As Buzzfeed reports this morning, top Romney advisers say their most effective ads are the ones attacking Obama over welfare, and that they will not allow their widespread denunciation by fact checkers as false slow down their campaign one little bit:

“Our most effective ad is our welfare ad,” a top television advertising strategist for Romney, Ashley O’Connor, said at a forum Tuesday hosted by ABCNews and Yahoo! News. “It’s new information.”…

The Washington Post’s “Fact Checker” awarded Romney’s ad “four Pinocchios,” a measure Romney pollster Neil Newhouse dismissed.

“Fact checkers come to this with their own sets of thoughts and beliefs, and we’re not going to let our campaign be dictated by fact checkers,” he said.

Needless to say, he [Romney] has a different standard for the Obama campaign:

“You know, in the past, when people pointed out that something was inaccurate, why, campaigns pulled the ad,” Romney said on the radio. “They were embarrassed.
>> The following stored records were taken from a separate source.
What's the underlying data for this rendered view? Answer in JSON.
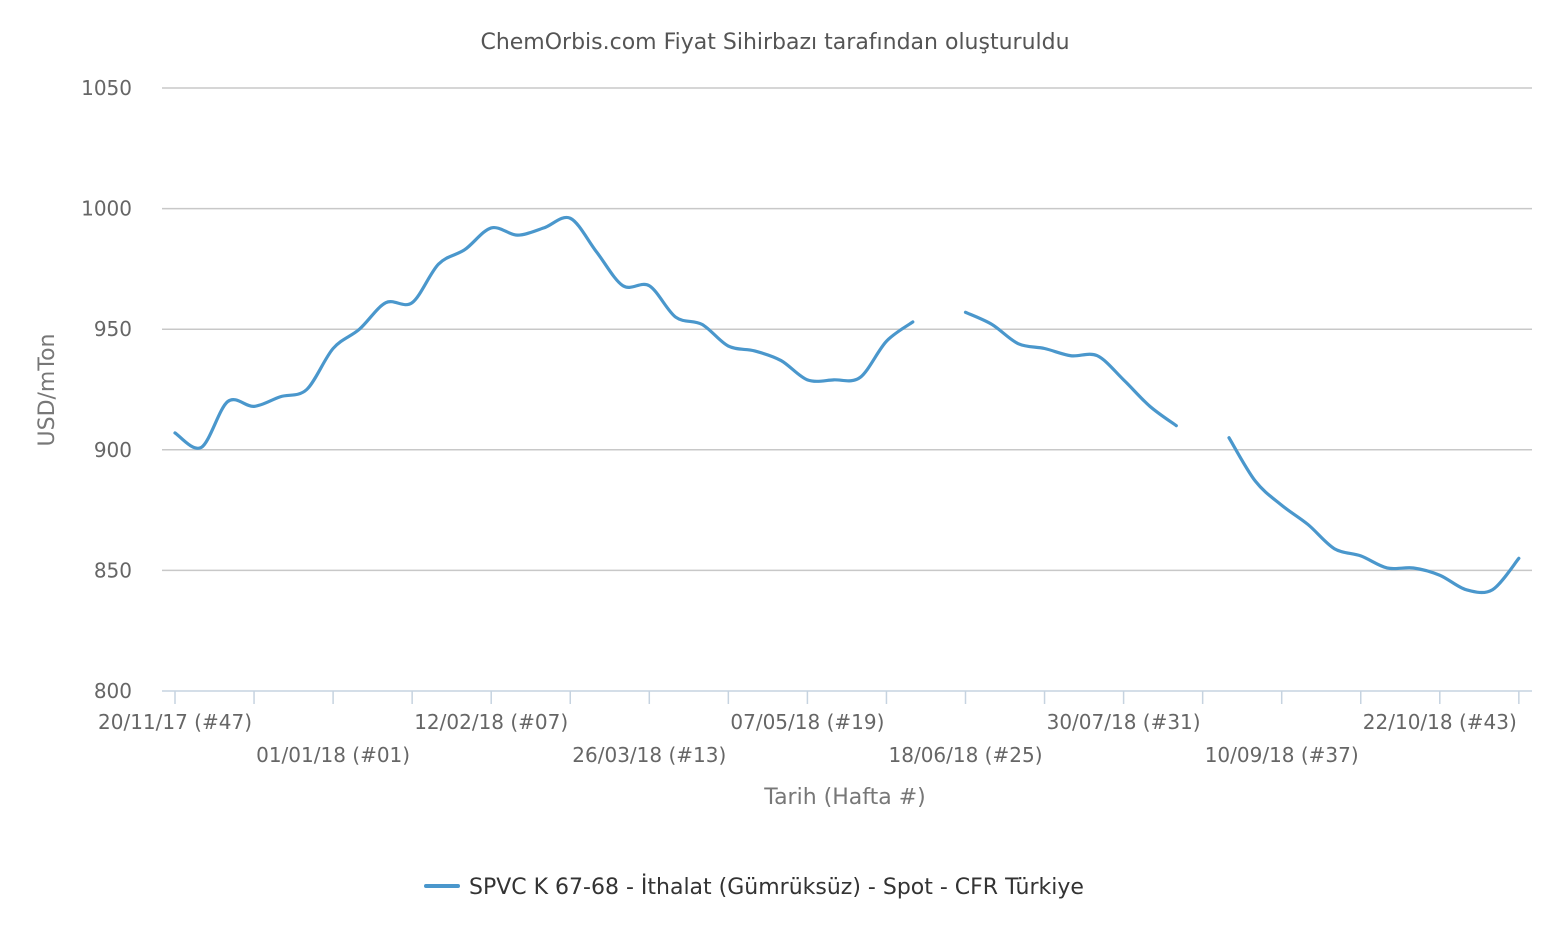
{
  "chart_data": {
    "type": "line",
    "title": "ChemOrbis.com Fiyat Sihirbazı tarafından oluşturuldu",
    "xlabel": "Tarih (Hafta #)",
    "ylabel": "USD/mTon",
    "ylim": [
      800,
      1050
    ],
    "yticks": [
      800,
      850,
      900,
      950,
      1000,
      1050
    ],
    "grid": true,
    "legend_position": "bottom",
    "color": "#4a97cc",
    "xtick_labels": [
      "20/11/17 (#47)",
      "01/01/18 (#01)",
      "12/02/18 (#07)",
      "26/03/18 (#13)",
      "07/05/18 (#19)",
      "18/06/18 (#25)",
      "30/07/18 (#31)",
      "10/09/18 (#37)",
      "22/10/18 (#43)"
    ],
    "x": [
      "20/11/17",
      "27/11/17",
      "04/12/17",
      "11/12/17",
      "18/12/17",
      "25/12/17",
      "01/01/18",
      "08/01/18",
      "15/01/18",
      "22/01/18",
      "29/01/18",
      "05/02/18",
      "12/02/18",
      "19/02/18",
      "26/02/18",
      "05/03/18",
      "12/03/18",
      "19/03/18",
      "26/03/18",
      "02/04/18",
      "09/04/18",
      "16/04/18",
      "23/04/18",
      "30/04/18",
      "07/05/18",
      "14/05/18",
      "21/05/18",
      "28/05/18",
      "04/06/18",
      "11/06/18",
      "18/06/18",
      "25/06/18",
      "02/07/18",
      "09/07/18",
      "16/07/18",
      "23/07/18",
      "30/07/18",
      "06/08/18",
      "13/08/18",
      "20/08/18",
      "27/08/18",
      "03/09/18",
      "10/09/18",
      "17/09/18",
      "24/09/18",
      "01/10/18",
      "08/10/18",
      "15/10/18",
      "22/10/18",
      "29/10/18",
      "05/11/18",
      "12/11/18"
    ],
    "series": [
      {
        "name": "SPVC K 67-68 - İthalat (Gümrüksüz) - Spot - CFR Türkiye",
        "values": [
          907,
          901,
          920,
          918,
          922,
          925,
          942,
          950,
          961,
          961,
          977,
          983,
          992,
          989,
          992,
          996,
          982,
          968,
          968,
          955,
          952,
          943,
          941,
          937,
          929,
          929,
          930,
          945,
          953,
          null,
          957,
          952,
          944,
          942,
          939,
          939,
          929,
          918,
          910,
          null,
          905,
          887,
          877,
          869,
          859,
          856,
          851,
          851,
          848,
          842,
          842,
          855
        ]
      }
    ]
  }
}
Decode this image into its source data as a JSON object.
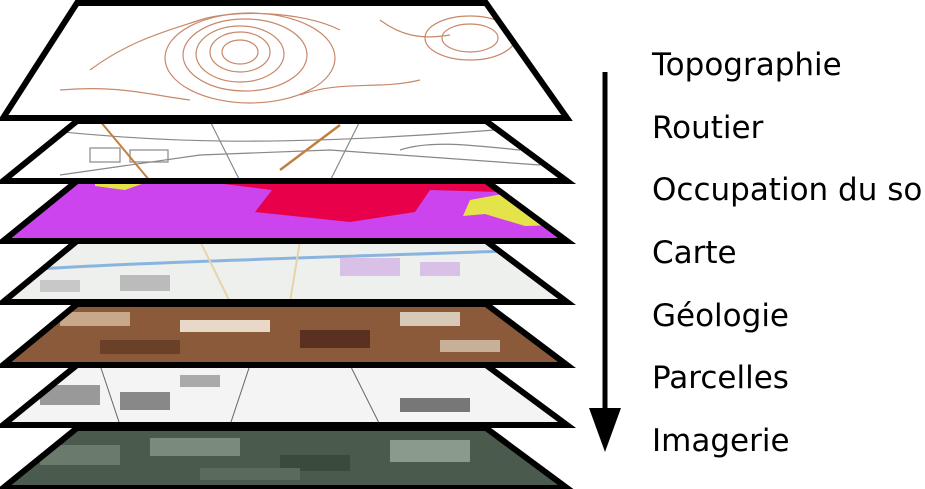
{
  "layers": [
    {
      "name": "Topographie",
      "style": "topo",
      "fill": "#ffffff"
    },
    {
      "name": "Routier",
      "style": "roads",
      "fill": "#ffffff"
    },
    {
      "name": "Occupation du sol",
      "style": "landuse",
      "fill": "#cc44ee"
    },
    {
      "name": "Carte",
      "style": "map",
      "fill": "#eef0ee"
    },
    {
      "name": "Géologie",
      "style": "geology",
      "fill": "#8a5a3a"
    },
    {
      "name": "Parcelles",
      "style": "parcels",
      "fill": "#f4f4f4"
    },
    {
      "name": "Imagerie",
      "style": "imagery",
      "fill": "#4a5a4c"
    }
  ],
  "colors": {
    "outline": "#000000",
    "contour": "#c8886a",
    "landuse_red": "#e8004a",
    "landuse_yellow": "#e4e44a",
    "road_orange": "#c08040"
  },
  "arrow": {
    "direction": "down",
    "icon": "down-arrow-icon"
  }
}
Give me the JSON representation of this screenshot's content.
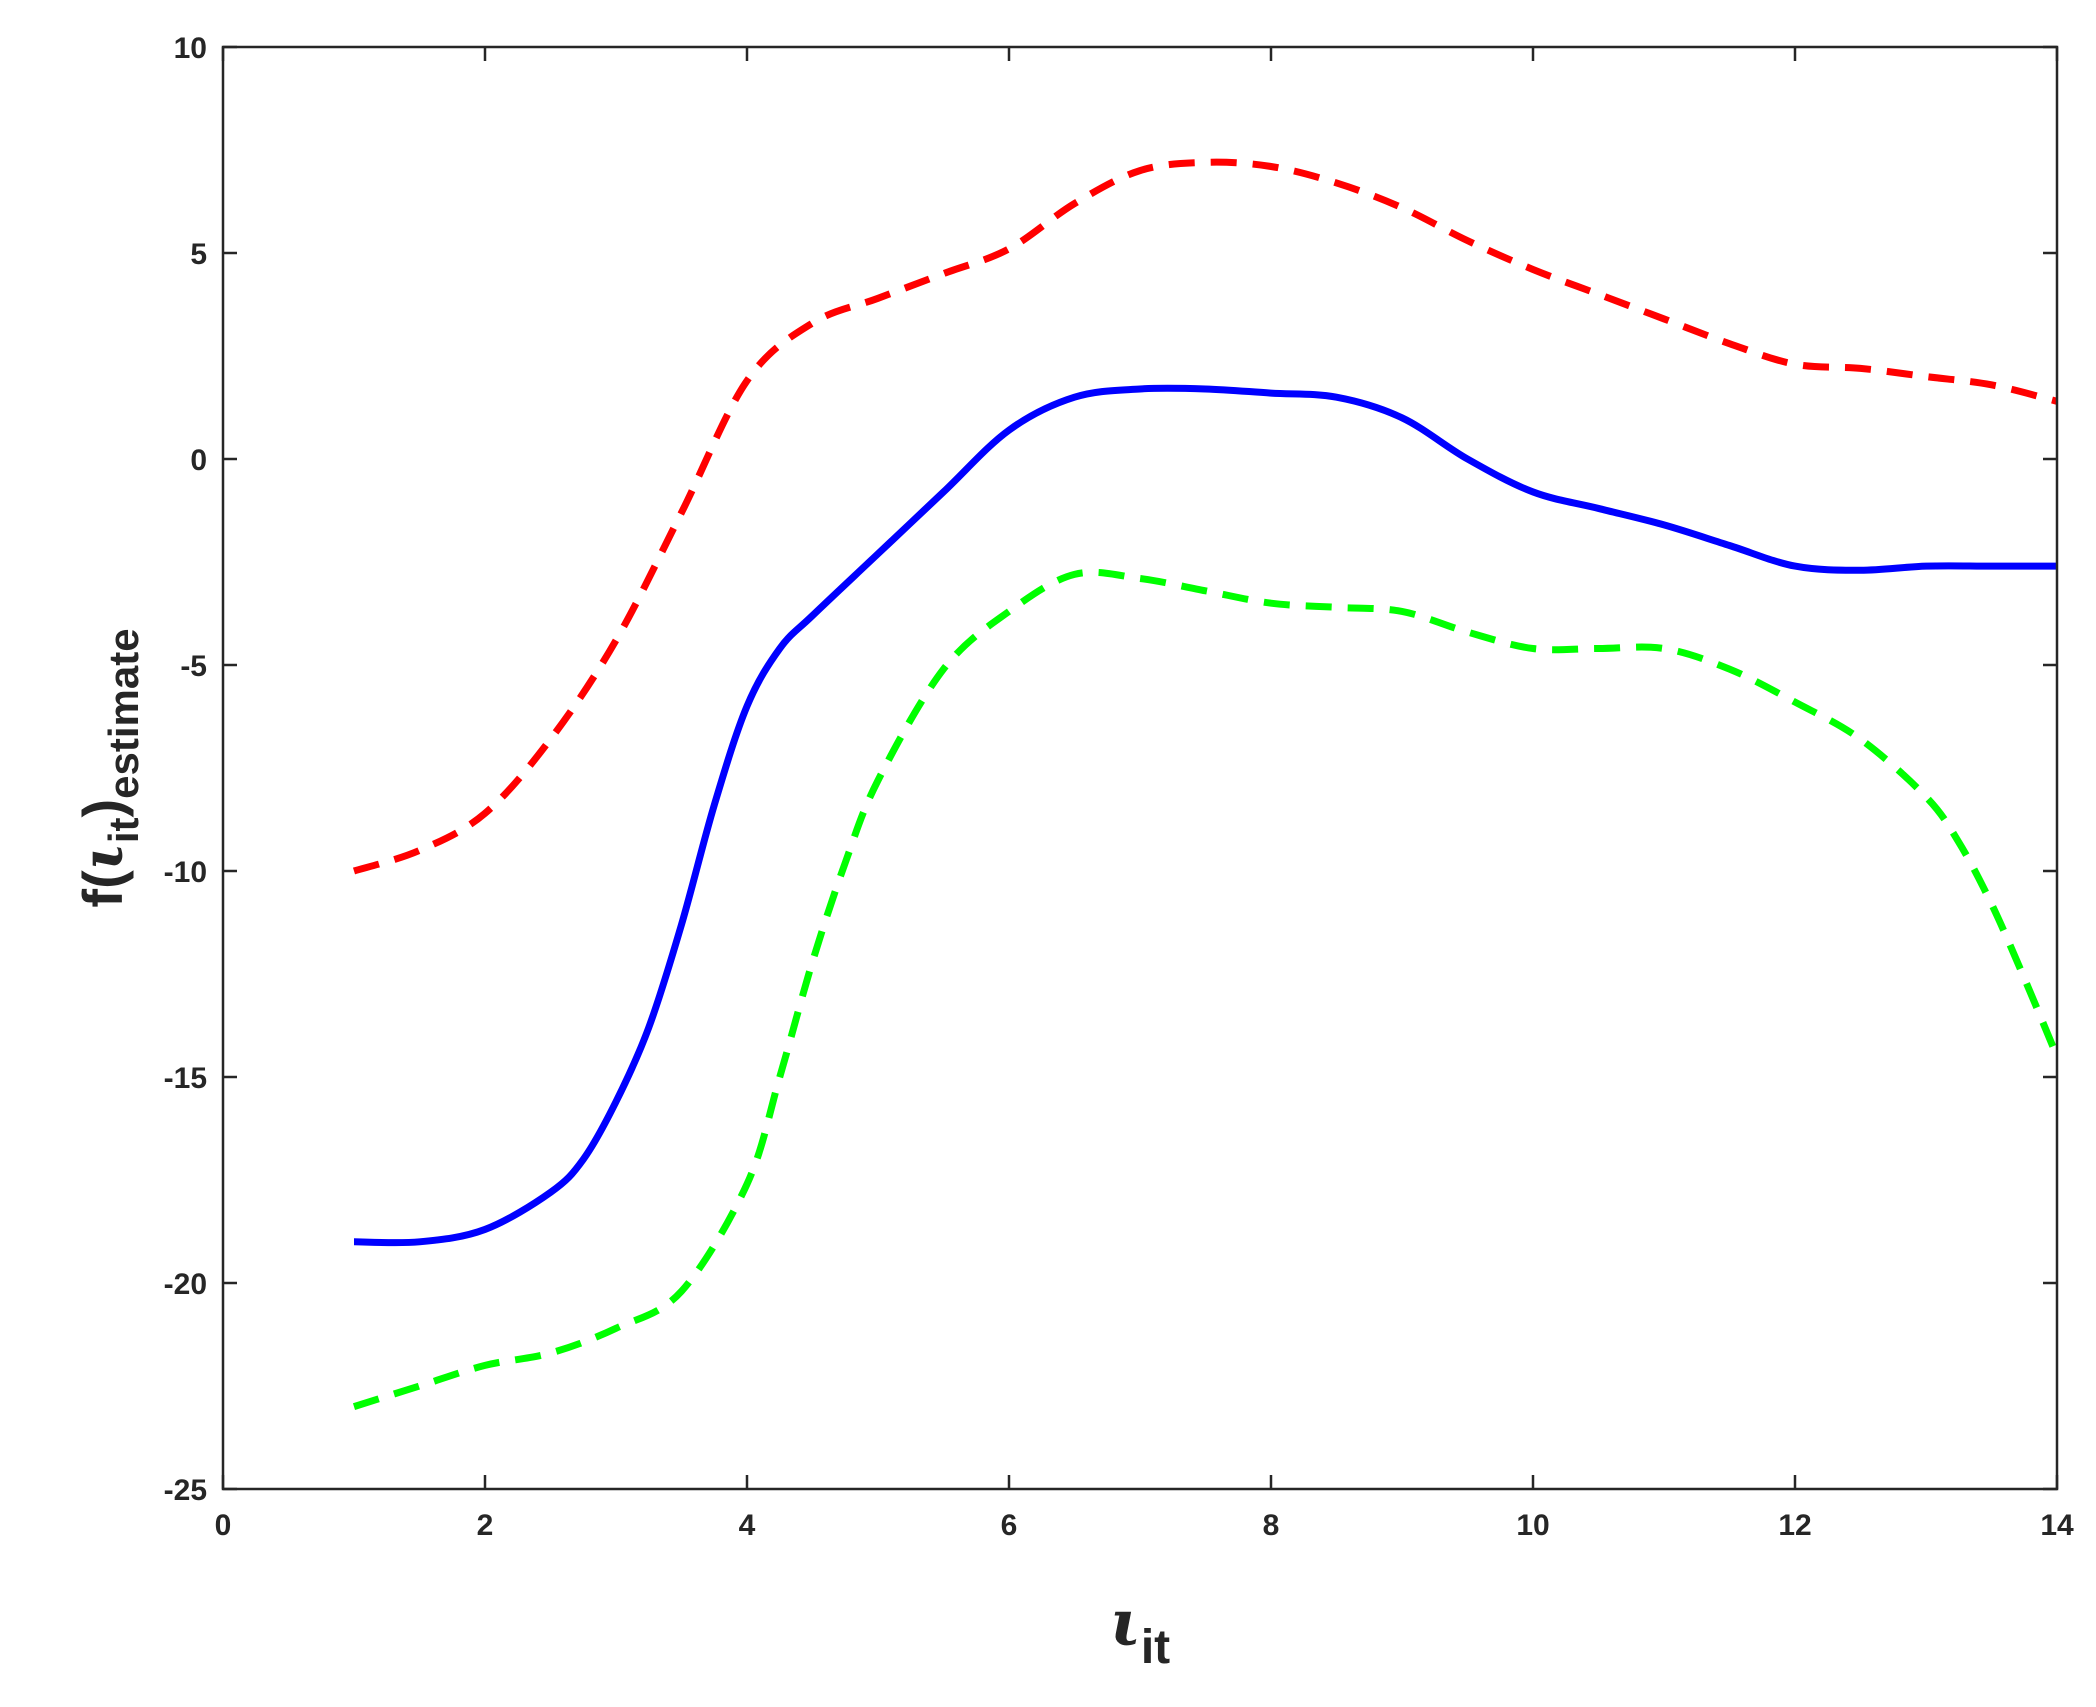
{
  "chart_data": {
    "type": "line",
    "xlim": [
      0,
      14
    ],
    "ylim": [
      -25,
      10
    ],
    "x_ticks": [
      0,
      2,
      4,
      6,
      8,
      10,
      12,
      14
    ],
    "y_ticks": [
      -25,
      -20,
      -15,
      -10,
      -5,
      0,
      5,
      10
    ],
    "x_tick_labels": [
      "0",
      "2",
      "4",
      "6",
      "8",
      "10",
      "12",
      "14"
    ],
    "y_tick_labels": [
      "-25",
      "-20",
      "-15",
      "-10",
      "-5",
      "0",
      "5",
      "10"
    ],
    "xlabel": {
      "symbol": "ι",
      "sub": "it"
    },
    "ylabel": {
      "prefix": "f(",
      "symbol": "ι",
      "sub1": "it",
      "close": ")",
      "sub2": "estimate"
    },
    "grid": false,
    "box": true,
    "series": [
      {
        "color": "#ff0000",
        "style": "dashed",
        "x": [
          1,
          1.5,
          2,
          2.5,
          3,
          3.5,
          4,
          4.5,
          5,
          5.5,
          6,
          6.5,
          7,
          7.5,
          8,
          8.5,
          9,
          9.5,
          10,
          10.5,
          11,
          11.5,
          12,
          12.5,
          13,
          13.5,
          14
        ],
        "y": [
          -10.0,
          -9.5,
          -8.6,
          -6.8,
          -4.4,
          -1.3,
          1.9,
          3.3,
          3.9,
          4.5,
          5.1,
          6.2,
          7.0,
          7.2,
          7.1,
          6.7,
          6.1,
          5.3,
          4.6,
          4.0,
          3.4,
          2.8,
          2.3,
          2.2,
          2.0,
          1.8,
          1.4
        ]
      },
      {
        "color": "#0000ff",
        "style": "solid",
        "x": [
          1,
          1.5,
          2,
          2.5,
          2.75,
          3,
          3.25,
          3.5,
          3.75,
          4,
          4.25,
          4.5,
          5,
          5.5,
          6,
          6.5,
          7,
          7.5,
          8,
          8.5,
          9,
          9.5,
          10,
          10.5,
          11,
          11.5,
          12,
          12.5,
          13,
          13.5,
          14
        ],
        "y": [
          -19.0,
          -19.0,
          -18.7,
          -17.8,
          -17.0,
          -15.6,
          -13.8,
          -11.3,
          -8.4,
          -6.0,
          -4.6,
          -3.8,
          -2.3,
          -0.8,
          0.7,
          1.5,
          1.7,
          1.7,
          1.6,
          1.5,
          1.0,
          0.0,
          -0.8,
          -1.2,
          -1.6,
          -2.1,
          -2.6,
          -2.7,
          -2.6,
          -2.6,
          -2.6
        ]
      },
      {
        "color": "#00ff00",
        "style": "dashed",
        "x": [
          1,
          1.5,
          2,
          2.5,
          3,
          3.5,
          4,
          4.25,
          4.5,
          4.75,
          5,
          5.5,
          6,
          6.5,
          7,
          7.5,
          8,
          8.5,
          9,
          9.5,
          10,
          10.5,
          11,
          11.5,
          12,
          12.5,
          13,
          13.25,
          13.5,
          13.75,
          14
        ],
        "y": [
          -23.0,
          -22.5,
          -22.0,
          -21.7,
          -21.1,
          -20.2,
          -17.6,
          -15.0,
          -12.2,
          -9.8,
          -7.8,
          -5.1,
          -3.7,
          -2.8,
          -2.9,
          -3.2,
          -3.5,
          -3.6,
          -3.7,
          -4.2,
          -4.6,
          -4.6,
          -4.6,
          -5.1,
          -5.9,
          -6.8,
          -8.2,
          -9.3,
          -10.8,
          -12.6,
          -14.5
        ]
      }
    ]
  }
}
Today, they just blast ahead. You know, the various fact checkers look at some of these charges in the Obama ads and they say that they’re wrong, and inaccurate, and yet he just keeps on running them.”

So, it’s perfectly legitimate to lie in your own ads, but your opponent mustn’t do it.

It would be nice if more members of the media would call this man on his lies and make a fuss about it. I’m beginning to think in his business career he would have been guilty of what old-fashoned businesspeople would call “sharp practice.”